In the concluding contribution Charlotte Bloch focuses on the influence of emotional cultures on mood regulation. Arguing that the construal and management of experiences of flow (where the agent becomes fully immersed in what she is doing, through a feeling of energized engagement with and success in the performance of the particular activity) and stress are context sensitive. Bloch's claim is that the role played by emotional cultures, reflected in the adoption of different strategies in different emotional arena, such as the home, work or leisure environments, indicates that our moods are distilled and mediated through them and this aspect of our emotional lives ought not to be neglected.

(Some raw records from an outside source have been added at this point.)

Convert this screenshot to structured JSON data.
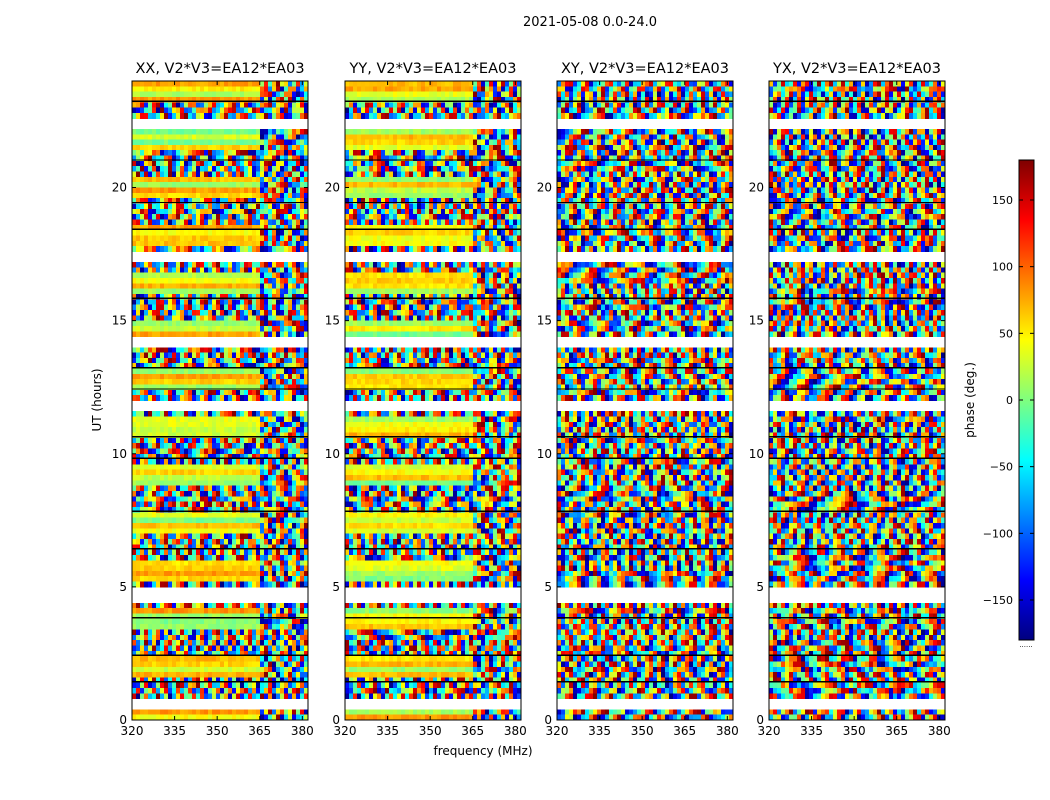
{
  "figure": {
    "suptitle": "2021-05-08 0.0-24.0",
    "xlabel": "frequency (MHz)",
    "ylabel": "UT (hours)"
  },
  "colorbar": {
    "label": "phase (deg.)",
    "ticks": [
      150,
      100,
      50,
      0,
      -50,
      -100,
      -150
    ],
    "tick_labels": [
      "150",
      "100",
      "50",
      "0",
      "−50",
      "−100",
      "−150"
    ],
    "range": [
      -180,
      180
    ],
    "colormap": [
      "#00007f",
      "#0000ff",
      "#007fff",
      "#00ffff",
      "#7fff7f",
      "#ffff00",
      "#ff7f00",
      "#ff0000",
      "#7f0000"
    ],
    "footer": "......"
  },
  "chart_data": [
    {
      "type": "heatmap",
      "title": "XX, V2*V3=EA12*EA03",
      "xlim": [
        320,
        382
      ],
      "ylim": [
        0,
        24
      ],
      "xticks": [
        320,
        335,
        350,
        365,
        380
      ],
      "yticks": [
        0,
        5,
        10,
        15,
        20
      ],
      "value": "phase (deg.)",
      "value_range": [
        -180,
        180
      ]
    },
    {
      "type": "heatmap",
      "title": "YY, V2*V3=EA12*EA03",
      "xlim": [
        320,
        382
      ],
      "ylim": [
        0,
        24
      ],
      "xticks": [
        320,
        335,
        350,
        365,
        380
      ],
      "yticks": [
        0,
        5,
        10,
        15,
        20
      ],
      "value": "phase (deg.)",
      "value_range": [
        -180,
        180
      ]
    },
    {
      "type": "heatmap",
      "title": "XY, V2*V3=EA12*EA03",
      "xlim": [
        320,
        382
      ],
      "ylim": [
        0,
        24
      ],
      "xticks": [
        320,
        335,
        350,
        365,
        380
      ],
      "yticks": [
        0,
        5,
        10,
        15,
        20
      ],
      "value": "phase (deg.)",
      "value_range": [
        -180,
        180
      ]
    },
    {
      "type": "heatmap",
      "title": "YX, V2*V3=EA12*EA03",
      "xlim": [
        320,
        382
      ],
      "ylim": [
        0,
        24
      ],
      "xticks": [
        320,
        335,
        350,
        365,
        380
      ],
      "yticks": [
        0,
        5,
        10,
        15,
        20
      ],
      "value": "phase (deg.)",
      "value_range": [
        -180,
        180
      ]
    }
  ]
}
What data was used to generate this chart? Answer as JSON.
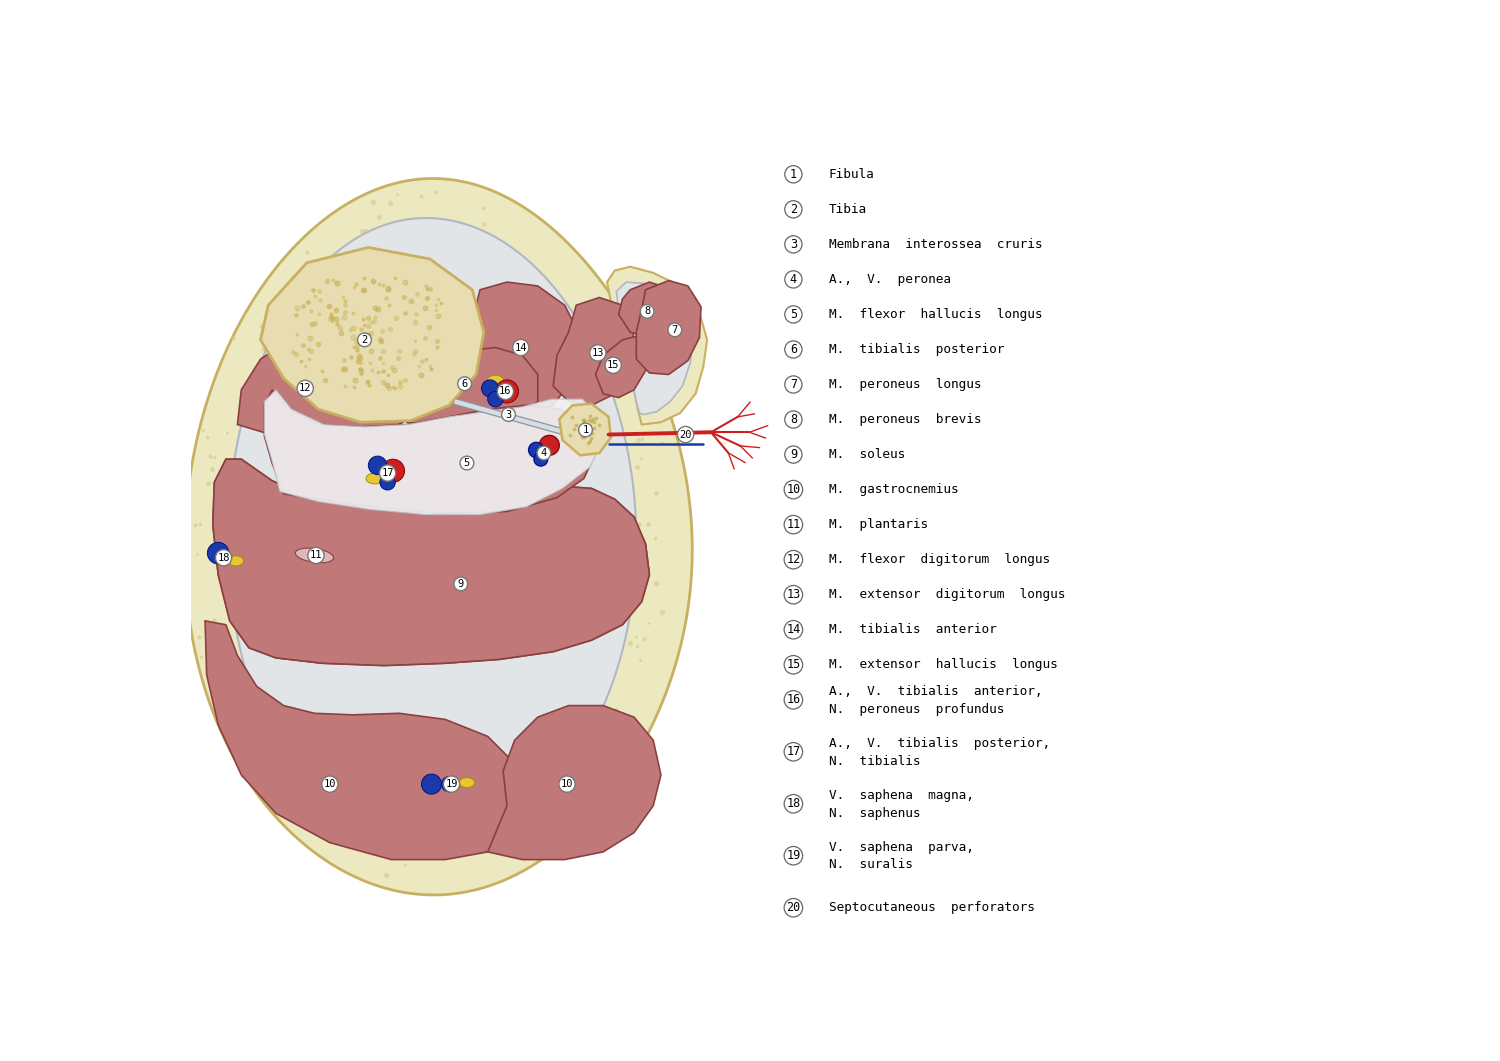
{
  "bg": "#ffffff",
  "mc": "#c07878",
  "me": "#8b4040",
  "bc": "#e8ddb0",
  "be": "#c8b060",
  "fc": "#ece8c0",
  "fe": "#c8b060",
  "wc": "#f0f2f4",
  "we": "#b8bec8",
  "rv": "#cc2020",
  "bv": "#1a3aaa",
  "ny": "#e8c830",
  "legend": [
    [
      "1",
      "Fibula"
    ],
    [
      "2",
      "Tibia"
    ],
    [
      "3",
      "Membrana  interossea  cruris"
    ],
    [
      "4",
      "A.,  V.  peronea"
    ],
    [
      "5",
      "M.  flexor  hallucis  longus"
    ],
    [
      "6",
      "M.  tibialis  posterior"
    ],
    [
      "7",
      "M.  peroneus  longus"
    ],
    [
      "8",
      "M.  peroneus  brevis"
    ],
    [
      "9",
      "M.  soleus"
    ],
    [
      "10",
      "M.  gastrocnemius"
    ],
    [
      "11",
      "M.  plantaris"
    ],
    [
      "12",
      "M.  flexor  digitorum  longus"
    ],
    [
      "13",
      "M.  extensor  digitorum  longus"
    ],
    [
      "14",
      "M.  tibialis  anterior"
    ],
    [
      "15",
      "M.  extensor  hallucis  longus"
    ],
    [
      "16",
      "A.,  V.  tibialis  anterior,\nN.  peroneus  profundus"
    ],
    [
      "17",
      "A.,  V.  tibialis  posterior,\nN.  tibialis"
    ],
    [
      "18",
      "V.  saphena  magna,\nN.  saphenus"
    ],
    [
      "19",
      "V.  saphena  parva,\nN.  suralis"
    ],
    [
      "20",
      "Septocutaneous  perforators"
    ]
  ]
}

A central issue that still needs to be addressed is the debate in psychology as to whether it is possible to experience pure (that is, unregulated) emotions, but evidence for emotion regulation is hard to come by. It is not clear how we are to measure emotion independently of emotion regulation. Another line of further empirical research that is needed is to fully explicate the distinction between emotion regulation and emotion reactivity. It is essential to have clearly stated conceptual formulations and operational definitions of emotion regulation that lead to clearly specified, testable predictions. The essays in this absorbing and accessible collection make a valuable contribution towards highlighting some of these issues and providing suggestions for further research, not least because the scope of the collection is genuinely multidisciplinary. The collection also offers insights into how social and cultural mechanisms can be utilized to regulate even the most primary biological and psychological aspects of human emotion It is highly recommended reading for anyone who has an interest in emotion research.